Four individuals, including the former Chief Executive Officer (CEO) and Chief Operating Officer (COO) of a nursing home chain, have been indicted for their roles in a $16 million fraud scheme. The alleged scheme involved American Senior Communities (ASC), located in Indiana.

Scheme 

According to the 32-count indictment, the perpetrators made side deals with vendors at the expense of ASC between 2009 and 2015. To fund these deals, they overcharged ASC for products and services, and then funneled the overcharges through shell companies and back to themselves. Almost all products and services are paid for by Medicare and Medicaid reimbursements.

According to the indictment, the scheme spanned services from landscaping and pharmacy to food supplies, therapies, and decorations. If vendors questioned the overcharges and kickbacks, they were turned down.
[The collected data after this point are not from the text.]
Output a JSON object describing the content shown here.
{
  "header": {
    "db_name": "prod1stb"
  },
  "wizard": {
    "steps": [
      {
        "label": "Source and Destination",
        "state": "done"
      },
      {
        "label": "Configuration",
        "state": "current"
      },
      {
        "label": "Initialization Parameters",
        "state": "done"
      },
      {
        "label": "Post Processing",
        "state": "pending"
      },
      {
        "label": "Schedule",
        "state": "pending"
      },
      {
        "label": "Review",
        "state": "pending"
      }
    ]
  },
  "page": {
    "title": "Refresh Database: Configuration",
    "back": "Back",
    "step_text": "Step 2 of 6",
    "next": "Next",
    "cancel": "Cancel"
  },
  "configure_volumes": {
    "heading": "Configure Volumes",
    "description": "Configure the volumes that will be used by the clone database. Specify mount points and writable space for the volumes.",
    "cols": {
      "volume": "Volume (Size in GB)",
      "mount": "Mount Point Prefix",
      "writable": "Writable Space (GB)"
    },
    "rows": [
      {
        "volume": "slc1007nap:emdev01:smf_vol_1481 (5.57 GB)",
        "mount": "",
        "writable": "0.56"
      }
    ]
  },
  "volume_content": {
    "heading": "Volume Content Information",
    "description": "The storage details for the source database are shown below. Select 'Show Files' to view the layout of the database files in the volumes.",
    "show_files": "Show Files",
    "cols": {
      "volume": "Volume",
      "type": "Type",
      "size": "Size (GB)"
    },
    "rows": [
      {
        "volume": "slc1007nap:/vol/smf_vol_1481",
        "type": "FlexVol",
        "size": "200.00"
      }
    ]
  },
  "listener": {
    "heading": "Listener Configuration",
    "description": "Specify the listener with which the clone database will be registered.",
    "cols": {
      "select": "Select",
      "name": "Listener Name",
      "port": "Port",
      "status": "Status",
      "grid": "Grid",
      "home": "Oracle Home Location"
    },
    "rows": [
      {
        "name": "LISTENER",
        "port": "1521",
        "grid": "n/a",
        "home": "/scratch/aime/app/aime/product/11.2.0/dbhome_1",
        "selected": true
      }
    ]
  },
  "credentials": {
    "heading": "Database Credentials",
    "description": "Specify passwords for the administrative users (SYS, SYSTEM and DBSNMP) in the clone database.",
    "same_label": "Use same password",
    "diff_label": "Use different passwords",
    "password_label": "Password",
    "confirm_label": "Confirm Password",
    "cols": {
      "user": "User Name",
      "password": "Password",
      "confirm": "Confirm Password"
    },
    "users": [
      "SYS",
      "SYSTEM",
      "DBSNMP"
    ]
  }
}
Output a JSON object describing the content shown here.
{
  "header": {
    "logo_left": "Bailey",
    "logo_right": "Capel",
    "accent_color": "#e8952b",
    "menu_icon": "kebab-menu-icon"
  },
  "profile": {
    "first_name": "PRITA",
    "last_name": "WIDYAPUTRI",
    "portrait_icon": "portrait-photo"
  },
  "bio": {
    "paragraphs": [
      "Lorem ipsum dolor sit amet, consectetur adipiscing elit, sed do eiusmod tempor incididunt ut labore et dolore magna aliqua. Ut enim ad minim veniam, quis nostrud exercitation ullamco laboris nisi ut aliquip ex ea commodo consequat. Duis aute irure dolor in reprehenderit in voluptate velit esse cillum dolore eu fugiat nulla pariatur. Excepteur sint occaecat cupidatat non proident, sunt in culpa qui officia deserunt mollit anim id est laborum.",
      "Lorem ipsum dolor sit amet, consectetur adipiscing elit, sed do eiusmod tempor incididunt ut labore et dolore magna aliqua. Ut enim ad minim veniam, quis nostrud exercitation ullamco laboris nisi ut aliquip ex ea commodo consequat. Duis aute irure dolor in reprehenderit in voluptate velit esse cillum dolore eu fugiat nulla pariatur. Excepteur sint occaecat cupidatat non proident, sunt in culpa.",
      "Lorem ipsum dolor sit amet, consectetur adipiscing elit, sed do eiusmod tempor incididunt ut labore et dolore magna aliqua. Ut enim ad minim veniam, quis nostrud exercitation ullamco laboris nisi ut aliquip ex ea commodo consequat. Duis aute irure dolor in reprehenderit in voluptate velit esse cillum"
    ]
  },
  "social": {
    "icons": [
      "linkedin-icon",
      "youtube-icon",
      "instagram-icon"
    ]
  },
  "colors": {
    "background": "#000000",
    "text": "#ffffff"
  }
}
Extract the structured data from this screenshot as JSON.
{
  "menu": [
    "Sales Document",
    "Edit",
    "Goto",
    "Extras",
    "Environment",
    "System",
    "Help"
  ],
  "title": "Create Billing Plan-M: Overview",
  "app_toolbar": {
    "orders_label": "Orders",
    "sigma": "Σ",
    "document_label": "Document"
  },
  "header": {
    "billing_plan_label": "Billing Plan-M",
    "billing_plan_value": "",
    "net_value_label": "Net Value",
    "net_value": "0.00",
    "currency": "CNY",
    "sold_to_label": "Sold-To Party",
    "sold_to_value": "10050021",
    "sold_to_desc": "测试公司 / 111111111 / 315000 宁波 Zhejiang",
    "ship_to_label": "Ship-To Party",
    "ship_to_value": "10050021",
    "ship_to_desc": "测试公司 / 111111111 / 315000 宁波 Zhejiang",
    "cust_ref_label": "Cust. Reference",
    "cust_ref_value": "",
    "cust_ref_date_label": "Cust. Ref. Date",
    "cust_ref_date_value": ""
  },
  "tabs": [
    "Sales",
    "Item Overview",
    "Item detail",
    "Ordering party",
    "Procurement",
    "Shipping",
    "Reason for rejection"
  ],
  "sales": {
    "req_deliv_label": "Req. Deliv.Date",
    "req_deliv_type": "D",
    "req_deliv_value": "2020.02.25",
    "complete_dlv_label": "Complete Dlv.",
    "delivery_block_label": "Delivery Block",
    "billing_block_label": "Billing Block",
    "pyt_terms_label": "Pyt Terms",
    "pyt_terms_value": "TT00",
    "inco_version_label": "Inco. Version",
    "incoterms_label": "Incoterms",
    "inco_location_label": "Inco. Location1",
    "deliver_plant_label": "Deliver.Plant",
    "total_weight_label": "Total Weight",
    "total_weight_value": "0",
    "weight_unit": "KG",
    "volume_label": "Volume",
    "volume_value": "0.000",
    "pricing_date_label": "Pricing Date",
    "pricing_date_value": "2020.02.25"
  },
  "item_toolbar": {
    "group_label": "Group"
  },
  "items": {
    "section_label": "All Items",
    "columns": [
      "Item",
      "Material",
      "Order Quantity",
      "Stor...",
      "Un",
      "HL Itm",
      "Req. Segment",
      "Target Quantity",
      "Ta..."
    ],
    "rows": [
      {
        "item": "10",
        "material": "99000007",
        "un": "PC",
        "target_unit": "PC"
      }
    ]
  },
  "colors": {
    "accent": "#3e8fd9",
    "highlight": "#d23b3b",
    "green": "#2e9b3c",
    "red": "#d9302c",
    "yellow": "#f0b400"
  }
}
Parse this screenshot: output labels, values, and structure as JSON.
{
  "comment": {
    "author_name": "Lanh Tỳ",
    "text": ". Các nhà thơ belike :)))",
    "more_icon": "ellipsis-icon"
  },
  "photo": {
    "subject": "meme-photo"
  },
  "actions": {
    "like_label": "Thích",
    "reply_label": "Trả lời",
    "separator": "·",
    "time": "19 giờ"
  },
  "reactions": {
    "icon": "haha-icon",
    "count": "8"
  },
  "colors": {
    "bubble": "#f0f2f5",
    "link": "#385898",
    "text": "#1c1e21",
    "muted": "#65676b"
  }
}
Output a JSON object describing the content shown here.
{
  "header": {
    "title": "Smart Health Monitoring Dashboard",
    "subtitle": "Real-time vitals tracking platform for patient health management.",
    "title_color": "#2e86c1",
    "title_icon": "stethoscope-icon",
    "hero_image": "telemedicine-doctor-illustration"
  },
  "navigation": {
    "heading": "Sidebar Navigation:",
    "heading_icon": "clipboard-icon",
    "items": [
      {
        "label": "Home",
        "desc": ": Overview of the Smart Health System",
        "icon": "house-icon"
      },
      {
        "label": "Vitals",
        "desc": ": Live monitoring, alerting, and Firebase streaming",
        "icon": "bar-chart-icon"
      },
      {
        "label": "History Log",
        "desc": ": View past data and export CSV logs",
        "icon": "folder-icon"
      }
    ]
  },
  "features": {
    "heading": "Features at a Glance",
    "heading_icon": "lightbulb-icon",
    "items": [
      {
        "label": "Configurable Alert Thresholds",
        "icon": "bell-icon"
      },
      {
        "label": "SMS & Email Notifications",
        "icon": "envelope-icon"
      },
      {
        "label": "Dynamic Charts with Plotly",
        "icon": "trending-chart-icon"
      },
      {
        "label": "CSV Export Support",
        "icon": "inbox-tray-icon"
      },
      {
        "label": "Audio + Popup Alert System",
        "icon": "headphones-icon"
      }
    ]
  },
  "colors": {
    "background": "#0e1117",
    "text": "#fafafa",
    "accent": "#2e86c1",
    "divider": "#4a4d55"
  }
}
The funds were allegedly used by the four perpetrators for several personal purposes, including paying real estate, jewelry, and gold bars, as well as making political contributions.

Former CEO indicted for $100M fraud that collapsed Puerto Rico bank

The former CEO of now-defunct Inyx Inc., was charged with eight counts of wire fraud in connection to a $100 million pharmaceutical fraud scheme. The indictment was filed on August 4, 2016, in the Southern District of Florida, and the former CEO was arrested and made his initial appearance Friday, September 30, 2016. The fraud scheme is alleged to have led to the collapse of Westernbank Peurto Rico (Westernbank).

Scheme

During the former CEO’s tenure, which lasted 2005 to 2007, he and other conspirators provided a security interest in Inyx’s assets, as well as its subsidiaries’ assets, in order to receive loans and lines of credit. To facilitate these loans, the former CEO allegedly submitted false and fraudulent invoices as collateral and made false representations about intended loan repayments and the value of the assets pledged as collateral. The government also alleges that he misappropriated $25 million in company funds to his personal accounts and $9.6 million to an associate’s account.

Inyx was previously traded on the Nasdaq Over-the-Counter Bulletin Board. In 2007, the company filed for bankruptcy.